Susan and Terry met for the first time after a DNA test kit told them they were related. Photo / Supplied
Susan and Terry met for the first time after a DNA test kit told them they were related. Photo / Supplied

"It was quite weird too because five days before finding this out, we went out to dinner for my father's birthday, in Whakatane, so we were right there, so close," she recalls.

Susan and Terry wasted no time. They knew enough time had been wasted. There was only one night between finding out the test results and actually meeting face-to-face.

Susan and Terry's father never knew Terry existed so and is delighted to have found out about his son.

"For me to have found our sister and my father, it's a lot," Terry said the day they met. "Fifty-one years without a father and all of a sudden I have all this other side of the family. It's just changed my life."

It all started when Susan Butler, 52, received a kit from MyHeritage due to the DNA Quest initiative.

The global initiative gifts free DNA test kits to people who have been adopted, in the hopes of helping them finding their biological family.

Butler, from Te Puke, always knew she was adopted but thought she knew all her family anyway.

Still, like 160 other Kiwis, she applied for the "DNA Quest" programme and received her free kit.

She was going to gift her free test to someone else but decided to start filling out the form to figure out how easy it was. Then curiosity got the better of her.
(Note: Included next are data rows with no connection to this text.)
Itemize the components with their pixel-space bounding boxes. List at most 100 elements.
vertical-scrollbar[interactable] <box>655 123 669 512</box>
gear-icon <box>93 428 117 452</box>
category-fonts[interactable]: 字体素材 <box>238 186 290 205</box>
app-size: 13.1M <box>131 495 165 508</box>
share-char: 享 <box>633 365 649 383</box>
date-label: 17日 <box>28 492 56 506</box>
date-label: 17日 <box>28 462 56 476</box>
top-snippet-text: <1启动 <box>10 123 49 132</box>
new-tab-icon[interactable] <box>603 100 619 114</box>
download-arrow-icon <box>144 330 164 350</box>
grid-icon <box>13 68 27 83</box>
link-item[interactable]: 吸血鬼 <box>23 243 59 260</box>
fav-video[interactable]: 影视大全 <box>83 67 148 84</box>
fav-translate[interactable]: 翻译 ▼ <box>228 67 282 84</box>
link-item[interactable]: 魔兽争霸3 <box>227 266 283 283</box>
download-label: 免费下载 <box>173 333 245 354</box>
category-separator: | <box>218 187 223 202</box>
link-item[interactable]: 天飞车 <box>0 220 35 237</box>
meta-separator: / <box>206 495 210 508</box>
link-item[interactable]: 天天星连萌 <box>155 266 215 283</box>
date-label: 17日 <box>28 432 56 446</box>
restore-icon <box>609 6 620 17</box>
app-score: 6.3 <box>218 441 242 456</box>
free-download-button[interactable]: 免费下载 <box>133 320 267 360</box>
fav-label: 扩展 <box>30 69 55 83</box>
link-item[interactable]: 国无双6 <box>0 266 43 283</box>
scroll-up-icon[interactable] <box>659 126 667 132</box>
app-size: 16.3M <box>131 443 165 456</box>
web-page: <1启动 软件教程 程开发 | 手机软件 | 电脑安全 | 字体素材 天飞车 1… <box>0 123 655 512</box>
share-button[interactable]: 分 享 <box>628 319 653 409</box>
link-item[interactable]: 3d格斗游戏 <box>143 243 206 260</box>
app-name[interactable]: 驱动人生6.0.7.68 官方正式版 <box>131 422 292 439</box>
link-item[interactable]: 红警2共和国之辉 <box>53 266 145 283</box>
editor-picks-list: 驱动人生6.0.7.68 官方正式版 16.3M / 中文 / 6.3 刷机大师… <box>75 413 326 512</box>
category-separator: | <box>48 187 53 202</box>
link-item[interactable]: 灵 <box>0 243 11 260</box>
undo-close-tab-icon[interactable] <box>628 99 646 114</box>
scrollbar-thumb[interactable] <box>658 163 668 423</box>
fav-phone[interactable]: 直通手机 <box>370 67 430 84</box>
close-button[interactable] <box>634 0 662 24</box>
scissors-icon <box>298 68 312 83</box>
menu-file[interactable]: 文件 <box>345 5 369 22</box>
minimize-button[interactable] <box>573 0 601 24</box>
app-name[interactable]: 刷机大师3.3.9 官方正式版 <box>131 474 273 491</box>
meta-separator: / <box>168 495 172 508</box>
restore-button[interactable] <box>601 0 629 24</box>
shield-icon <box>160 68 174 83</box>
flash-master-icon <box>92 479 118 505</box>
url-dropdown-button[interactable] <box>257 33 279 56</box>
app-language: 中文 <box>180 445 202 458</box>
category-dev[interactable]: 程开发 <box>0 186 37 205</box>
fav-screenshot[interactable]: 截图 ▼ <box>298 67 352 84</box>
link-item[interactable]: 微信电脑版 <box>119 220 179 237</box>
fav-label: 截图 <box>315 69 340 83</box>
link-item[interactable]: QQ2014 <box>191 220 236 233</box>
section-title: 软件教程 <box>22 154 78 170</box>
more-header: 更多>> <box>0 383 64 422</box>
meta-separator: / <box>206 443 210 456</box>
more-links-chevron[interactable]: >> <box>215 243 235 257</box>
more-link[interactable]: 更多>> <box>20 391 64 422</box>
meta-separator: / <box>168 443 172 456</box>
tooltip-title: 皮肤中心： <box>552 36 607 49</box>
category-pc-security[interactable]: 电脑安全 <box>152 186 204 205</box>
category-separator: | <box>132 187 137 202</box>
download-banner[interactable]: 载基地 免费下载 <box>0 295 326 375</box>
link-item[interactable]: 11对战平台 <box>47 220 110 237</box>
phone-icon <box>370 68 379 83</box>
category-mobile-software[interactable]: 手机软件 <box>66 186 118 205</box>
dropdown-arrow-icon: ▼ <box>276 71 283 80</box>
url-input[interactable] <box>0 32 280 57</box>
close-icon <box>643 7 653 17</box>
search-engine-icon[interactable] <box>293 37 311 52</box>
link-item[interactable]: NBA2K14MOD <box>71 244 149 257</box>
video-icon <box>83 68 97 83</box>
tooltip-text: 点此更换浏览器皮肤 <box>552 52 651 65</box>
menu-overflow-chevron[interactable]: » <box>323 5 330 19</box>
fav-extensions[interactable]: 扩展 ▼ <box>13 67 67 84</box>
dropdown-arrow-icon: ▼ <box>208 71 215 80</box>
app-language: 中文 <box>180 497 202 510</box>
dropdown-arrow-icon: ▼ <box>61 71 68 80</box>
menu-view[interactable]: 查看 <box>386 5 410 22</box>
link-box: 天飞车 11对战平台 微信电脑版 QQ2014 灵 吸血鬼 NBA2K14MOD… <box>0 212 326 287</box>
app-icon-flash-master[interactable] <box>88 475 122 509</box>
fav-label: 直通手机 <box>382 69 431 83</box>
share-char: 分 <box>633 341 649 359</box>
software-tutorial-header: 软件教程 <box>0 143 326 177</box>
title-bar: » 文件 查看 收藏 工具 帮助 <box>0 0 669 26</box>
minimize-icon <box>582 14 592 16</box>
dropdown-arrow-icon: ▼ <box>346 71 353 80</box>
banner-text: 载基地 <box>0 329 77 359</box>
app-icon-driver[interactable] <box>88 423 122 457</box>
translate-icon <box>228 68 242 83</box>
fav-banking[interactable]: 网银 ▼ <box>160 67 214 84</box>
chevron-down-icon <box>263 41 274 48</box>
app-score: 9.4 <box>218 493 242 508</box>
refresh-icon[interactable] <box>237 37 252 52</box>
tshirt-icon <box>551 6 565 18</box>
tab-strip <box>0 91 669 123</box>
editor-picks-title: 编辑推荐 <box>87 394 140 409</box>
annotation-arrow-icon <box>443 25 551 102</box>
She was fairly convinced there was no one else for her to meet but, still, something told her it was possible she was wrong.

"I think I have siblings, my birth mother died in 2003. My birth father may also have other children. I would be interested to find out," she wrote in her application.

Her shock quickly turned to joy when she received the results.

"I highly recommend the test but be careful it might reveal some skeletons as well," she said.

For people to match on the DNA Quest initiative, they both have to had taken the test, which is why the tests are so important.